Though ‘gold standard’ population data will be available with the 2021 census, the low number of cancer cases in some combinations of sex/broad ethnic group/cancer sites requires the use of multiple years of cancer data to ensure robust results, so some level of estimation around the census year population data will always be needed. Repeating the analysis with population data from the 2021 census and 2021 cancer incidence (possibly only for more common cancer sites, to ensure sufficient numbers of cases) will be important for further assessing the robustness of the present results; however, the likely impact of the pandemic on cancer data for 2021 and beyond must be borne in mind, these results may not be generalisable.

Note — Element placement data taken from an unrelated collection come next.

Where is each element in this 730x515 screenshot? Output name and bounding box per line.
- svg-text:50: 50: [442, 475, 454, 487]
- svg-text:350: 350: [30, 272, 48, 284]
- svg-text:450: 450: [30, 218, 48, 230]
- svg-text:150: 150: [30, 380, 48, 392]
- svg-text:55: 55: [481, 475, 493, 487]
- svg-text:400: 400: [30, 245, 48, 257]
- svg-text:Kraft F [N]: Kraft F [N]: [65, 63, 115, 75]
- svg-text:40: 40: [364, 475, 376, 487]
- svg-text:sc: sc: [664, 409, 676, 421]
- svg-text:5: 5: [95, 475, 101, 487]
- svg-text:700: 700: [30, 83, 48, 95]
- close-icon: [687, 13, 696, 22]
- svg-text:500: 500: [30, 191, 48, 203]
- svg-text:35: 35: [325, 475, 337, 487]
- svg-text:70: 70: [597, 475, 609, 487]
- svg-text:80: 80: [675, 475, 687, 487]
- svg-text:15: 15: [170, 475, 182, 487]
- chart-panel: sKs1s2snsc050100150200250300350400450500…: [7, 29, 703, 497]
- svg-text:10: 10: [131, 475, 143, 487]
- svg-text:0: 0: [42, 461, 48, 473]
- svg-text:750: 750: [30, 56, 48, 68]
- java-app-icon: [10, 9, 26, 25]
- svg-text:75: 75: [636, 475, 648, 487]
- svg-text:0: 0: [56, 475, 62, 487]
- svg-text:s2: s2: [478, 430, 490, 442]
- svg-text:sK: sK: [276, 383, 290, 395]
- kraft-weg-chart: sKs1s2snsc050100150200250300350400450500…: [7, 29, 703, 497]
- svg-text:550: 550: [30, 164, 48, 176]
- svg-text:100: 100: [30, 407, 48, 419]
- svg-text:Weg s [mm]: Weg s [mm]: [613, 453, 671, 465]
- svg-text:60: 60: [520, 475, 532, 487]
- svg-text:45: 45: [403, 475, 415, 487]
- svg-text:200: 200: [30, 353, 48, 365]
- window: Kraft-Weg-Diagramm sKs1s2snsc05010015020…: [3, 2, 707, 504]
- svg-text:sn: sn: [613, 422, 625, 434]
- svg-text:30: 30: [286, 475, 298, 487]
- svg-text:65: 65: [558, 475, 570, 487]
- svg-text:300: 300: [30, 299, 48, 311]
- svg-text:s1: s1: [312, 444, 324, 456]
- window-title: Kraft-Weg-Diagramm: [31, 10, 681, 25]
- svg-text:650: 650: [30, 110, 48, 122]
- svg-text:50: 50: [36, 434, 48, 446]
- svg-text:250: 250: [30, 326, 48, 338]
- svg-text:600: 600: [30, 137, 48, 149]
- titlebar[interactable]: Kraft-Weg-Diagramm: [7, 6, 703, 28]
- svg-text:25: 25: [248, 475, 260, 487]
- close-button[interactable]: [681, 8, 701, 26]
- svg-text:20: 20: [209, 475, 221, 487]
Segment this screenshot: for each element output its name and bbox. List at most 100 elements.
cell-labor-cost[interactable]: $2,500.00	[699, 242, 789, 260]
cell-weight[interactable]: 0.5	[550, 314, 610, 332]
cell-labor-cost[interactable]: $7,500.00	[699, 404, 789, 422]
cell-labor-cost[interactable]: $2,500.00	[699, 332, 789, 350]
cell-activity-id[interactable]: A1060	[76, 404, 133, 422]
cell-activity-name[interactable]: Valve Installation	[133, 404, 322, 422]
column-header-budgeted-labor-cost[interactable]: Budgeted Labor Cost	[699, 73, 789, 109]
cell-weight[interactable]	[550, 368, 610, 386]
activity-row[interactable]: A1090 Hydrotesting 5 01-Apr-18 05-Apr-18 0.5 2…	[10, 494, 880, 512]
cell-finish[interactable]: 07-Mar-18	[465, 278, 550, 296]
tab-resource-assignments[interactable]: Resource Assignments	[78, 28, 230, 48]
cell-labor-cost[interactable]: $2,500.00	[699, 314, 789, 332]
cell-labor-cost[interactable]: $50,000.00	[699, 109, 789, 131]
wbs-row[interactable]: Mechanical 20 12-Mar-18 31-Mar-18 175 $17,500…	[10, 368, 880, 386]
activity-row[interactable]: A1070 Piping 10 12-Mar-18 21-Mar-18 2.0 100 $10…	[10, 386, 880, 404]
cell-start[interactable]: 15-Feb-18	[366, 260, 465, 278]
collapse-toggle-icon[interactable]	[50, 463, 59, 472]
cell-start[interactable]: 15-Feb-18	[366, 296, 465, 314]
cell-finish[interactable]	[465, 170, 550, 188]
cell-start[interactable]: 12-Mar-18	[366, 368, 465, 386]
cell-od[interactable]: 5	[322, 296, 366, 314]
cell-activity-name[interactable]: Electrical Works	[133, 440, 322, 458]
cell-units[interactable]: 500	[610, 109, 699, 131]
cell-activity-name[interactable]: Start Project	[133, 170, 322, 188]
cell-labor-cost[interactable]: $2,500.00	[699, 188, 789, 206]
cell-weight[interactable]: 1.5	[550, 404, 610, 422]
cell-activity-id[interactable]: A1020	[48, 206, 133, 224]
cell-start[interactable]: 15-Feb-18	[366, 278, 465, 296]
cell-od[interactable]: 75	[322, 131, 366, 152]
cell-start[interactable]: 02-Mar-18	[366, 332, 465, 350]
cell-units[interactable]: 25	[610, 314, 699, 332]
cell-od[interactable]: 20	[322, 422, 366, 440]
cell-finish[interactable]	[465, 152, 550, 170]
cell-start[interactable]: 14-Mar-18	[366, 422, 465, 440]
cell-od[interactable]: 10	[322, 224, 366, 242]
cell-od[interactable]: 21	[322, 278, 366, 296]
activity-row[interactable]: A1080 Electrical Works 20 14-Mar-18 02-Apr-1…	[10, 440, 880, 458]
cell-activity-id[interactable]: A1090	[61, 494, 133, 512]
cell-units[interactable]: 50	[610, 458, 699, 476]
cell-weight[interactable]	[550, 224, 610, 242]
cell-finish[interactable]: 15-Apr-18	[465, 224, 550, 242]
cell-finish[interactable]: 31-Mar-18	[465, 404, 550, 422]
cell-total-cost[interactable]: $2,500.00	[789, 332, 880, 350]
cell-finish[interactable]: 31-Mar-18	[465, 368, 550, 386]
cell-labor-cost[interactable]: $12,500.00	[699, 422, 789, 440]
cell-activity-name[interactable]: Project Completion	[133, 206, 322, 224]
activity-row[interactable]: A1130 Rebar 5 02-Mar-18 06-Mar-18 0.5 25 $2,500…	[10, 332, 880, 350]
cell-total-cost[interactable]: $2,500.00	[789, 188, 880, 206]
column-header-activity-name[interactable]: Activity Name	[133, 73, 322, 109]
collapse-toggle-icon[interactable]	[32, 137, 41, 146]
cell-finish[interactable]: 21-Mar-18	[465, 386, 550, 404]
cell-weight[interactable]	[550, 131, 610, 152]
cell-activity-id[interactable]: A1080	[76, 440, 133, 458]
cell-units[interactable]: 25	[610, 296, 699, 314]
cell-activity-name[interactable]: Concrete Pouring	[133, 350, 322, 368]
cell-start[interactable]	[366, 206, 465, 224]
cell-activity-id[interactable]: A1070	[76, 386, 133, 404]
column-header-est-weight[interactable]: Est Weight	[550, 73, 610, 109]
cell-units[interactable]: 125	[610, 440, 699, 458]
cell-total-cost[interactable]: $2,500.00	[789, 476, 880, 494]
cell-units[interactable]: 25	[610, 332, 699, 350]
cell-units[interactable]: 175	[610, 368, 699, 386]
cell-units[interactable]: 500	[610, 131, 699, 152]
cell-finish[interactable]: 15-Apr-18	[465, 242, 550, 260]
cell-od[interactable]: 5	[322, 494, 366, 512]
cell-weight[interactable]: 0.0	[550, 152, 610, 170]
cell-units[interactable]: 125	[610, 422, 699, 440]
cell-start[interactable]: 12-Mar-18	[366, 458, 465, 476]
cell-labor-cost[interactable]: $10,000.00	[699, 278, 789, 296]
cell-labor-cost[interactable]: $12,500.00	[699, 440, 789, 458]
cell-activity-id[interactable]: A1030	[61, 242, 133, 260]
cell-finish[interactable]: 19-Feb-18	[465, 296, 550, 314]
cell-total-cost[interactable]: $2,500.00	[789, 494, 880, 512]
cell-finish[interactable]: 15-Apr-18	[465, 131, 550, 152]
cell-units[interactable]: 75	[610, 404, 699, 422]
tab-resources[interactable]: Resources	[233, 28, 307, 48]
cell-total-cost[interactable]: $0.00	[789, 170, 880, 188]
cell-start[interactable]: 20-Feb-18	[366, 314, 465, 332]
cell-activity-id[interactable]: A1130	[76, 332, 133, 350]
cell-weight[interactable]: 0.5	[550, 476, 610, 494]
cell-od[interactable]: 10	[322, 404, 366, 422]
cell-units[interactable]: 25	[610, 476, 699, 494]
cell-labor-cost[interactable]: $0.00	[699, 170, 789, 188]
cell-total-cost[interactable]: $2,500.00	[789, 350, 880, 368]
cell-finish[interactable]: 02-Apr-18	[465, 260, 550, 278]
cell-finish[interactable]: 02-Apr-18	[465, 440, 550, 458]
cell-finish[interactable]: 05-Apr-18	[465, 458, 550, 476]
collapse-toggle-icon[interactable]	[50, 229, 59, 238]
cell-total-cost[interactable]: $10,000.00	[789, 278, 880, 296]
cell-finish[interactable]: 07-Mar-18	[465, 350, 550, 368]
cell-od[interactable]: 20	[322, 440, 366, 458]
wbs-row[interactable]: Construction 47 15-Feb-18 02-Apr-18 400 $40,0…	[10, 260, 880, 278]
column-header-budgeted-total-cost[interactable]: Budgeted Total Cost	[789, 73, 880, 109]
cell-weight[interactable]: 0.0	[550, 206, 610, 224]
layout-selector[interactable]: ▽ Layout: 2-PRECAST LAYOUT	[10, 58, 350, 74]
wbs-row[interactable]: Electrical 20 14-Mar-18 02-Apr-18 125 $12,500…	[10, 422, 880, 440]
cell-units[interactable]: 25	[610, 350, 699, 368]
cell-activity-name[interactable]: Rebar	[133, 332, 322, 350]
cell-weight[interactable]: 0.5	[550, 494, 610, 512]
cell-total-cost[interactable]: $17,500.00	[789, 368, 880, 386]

Future policy and research directions

Although incidence rates are lower and survival may be higher in some ethnic groups for some cancer sites [2, 24, 25], people from non-White minority ethnic groups typically rate their cancer patient experience less positively [29], and their cancer may be diagnosed at a later stage, compared with people in the White ethnic group [20, 69]. People from non-White minority ethnic groups may also have lower awareness of cancer risk factors and symptoms compared with people in the White ethnic group, and longer diagnostic intervals (which may reflect lower awareness on the part of patients or clinicians), with possible variation by cancer site [69,70,71]. Interventions to improve awareness of cancer risk factors, uptake of screening, knowledge of cancer signs and symptoms [72], and medication adherence can be modified to be more effective for people in minority ethnic groups [73,74,75]; principles of these interventions could be used more widely. People of non-White minority ethnicity may be less likely to be recruited into clinical trials [76]. Underpinning the successful design, implementation and evaluation of interventions to improve the experience and outcomes of cancer for patients of non-White minority ethnicity is data availability, and the current analysis has highlighted gaps (despite substantial improvements in the past decade) in capturing ethnicity information in cancer data, population estimates, and risk factor prevalence surveys. Improving the collection of ethnicity data in the NHS and recording ethnicity on death certificates could increase the accuracy of cancer incidence and survival data for each ethnic group. Such improvement would require substantial engagement with professionals and the public, not least building trust that information on ethnicity is only collected to help determine health differences, reduce inequalities and facilitate further research and service improvement. For professionals, recommendations for improving ethnicity recording in health service datasets include routine quality assessment/review from internal and external bodies, particularly around non-specific codes e.g. ‘any other ethnic group’; better use of ethnicity data by healthcare researchers, including an appropriate critique of the source data; and improved guidance from healthcare leaders around collection and recording of ethnicity data ‘on the ground’, with sufficient monitoring of the implementation of that guidance [68].

Conclusion

Though a small number of cancer sites have higher incidence rates in Asian, Black and Mixed/Multiple ethnic groups, for the majority of cancer sites these groups have a lower incidence than the White population. Differing prevalence of risk factors and access to/use of health services is likely to explain more of this variation than are genetic factors; if risk factor prevalence changes cancer rates may rise in minority ethnic groups, therefore action to address key risk factors and to improve the cancer experiences and outcomes of people in minority ethnic groups is vital. Improving the collection of ethnicity information in healthcare datasets will support a better understanding of differences in disease, as well as inequalities in cancer and where improvements in the health service can be made.